Ma questa tendenza è davvero segno di pigrizia? In realtà, dimostra una grande capacità di adattamento e la volontà di non rassegnarsi a un futuro incerto. Il problema non è tanto la mancanza di voglia di lavorare, quanto piuttosto la difficoltà nel trovare opportunità che permettano ai giovani di costruirsi un futuro solido. In passato, il percorso lavorativo era più lineare: studio, impiego fisso, crescita professionale. Oggi, invece, i giovani devono spesso reinventarsi, affrontare lavori temporanei o mal retribuiti e, in molti casi, rimandare progetti di vita come l’indipendenza economica o la creazione di una famiglia.
E poi, c’è un altro aspetto che viene spesso ignorato: il cambiamento della concezione stessa del lavoro. La Generazione Z non è solo alla ricerca di uno stipendio, ma anche di un ambiente che rispetti il benessere mentale, che offra flessibilità e che valorizzi le competenze personali. Non è questione di non voler lavorare, ma di volerlo fare in un contesto che abbia senso. E se questo non è sempre possibile in Italia, è normale che molti guardino altrove o che cerchino strade diverse da quelle percorse in passato.
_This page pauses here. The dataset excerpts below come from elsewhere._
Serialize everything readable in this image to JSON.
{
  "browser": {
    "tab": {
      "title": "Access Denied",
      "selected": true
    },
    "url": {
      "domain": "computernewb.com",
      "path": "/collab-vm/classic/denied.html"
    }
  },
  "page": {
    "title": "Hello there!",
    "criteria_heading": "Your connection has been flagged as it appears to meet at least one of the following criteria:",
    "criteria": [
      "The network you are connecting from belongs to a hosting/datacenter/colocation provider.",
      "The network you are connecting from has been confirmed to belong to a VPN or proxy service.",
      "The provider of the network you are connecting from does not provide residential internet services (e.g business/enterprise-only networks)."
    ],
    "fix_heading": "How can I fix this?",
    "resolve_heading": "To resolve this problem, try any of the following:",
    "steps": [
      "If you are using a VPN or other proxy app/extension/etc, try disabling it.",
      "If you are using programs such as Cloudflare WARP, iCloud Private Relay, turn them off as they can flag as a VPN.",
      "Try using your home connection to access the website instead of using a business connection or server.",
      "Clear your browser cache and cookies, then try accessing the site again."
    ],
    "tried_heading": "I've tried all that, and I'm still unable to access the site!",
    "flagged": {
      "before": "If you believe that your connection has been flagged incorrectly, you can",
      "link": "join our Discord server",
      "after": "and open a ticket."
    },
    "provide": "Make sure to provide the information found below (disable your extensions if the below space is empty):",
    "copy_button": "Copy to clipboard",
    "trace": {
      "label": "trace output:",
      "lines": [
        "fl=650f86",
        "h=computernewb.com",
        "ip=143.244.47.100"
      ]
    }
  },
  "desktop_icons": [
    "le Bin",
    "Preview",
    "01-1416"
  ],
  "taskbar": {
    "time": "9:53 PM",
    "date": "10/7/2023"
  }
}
Più che di mancanza di voglia di lavorare, forse sarebbe il caso di parlare di mancanza di prospettive. È difficile sentirsi motivati quando ci si scontra con contratti precari, retribuzioni inadeguate e poche possibilità di carriera. E forse è proprio questo che le generazioni più grandi dovrebbero comprendere: la Generazione Z non è pigra, semplicemente si trova a dover fare i conti con una realtà molto più complessa rispetto a quella di qualche decennio fa.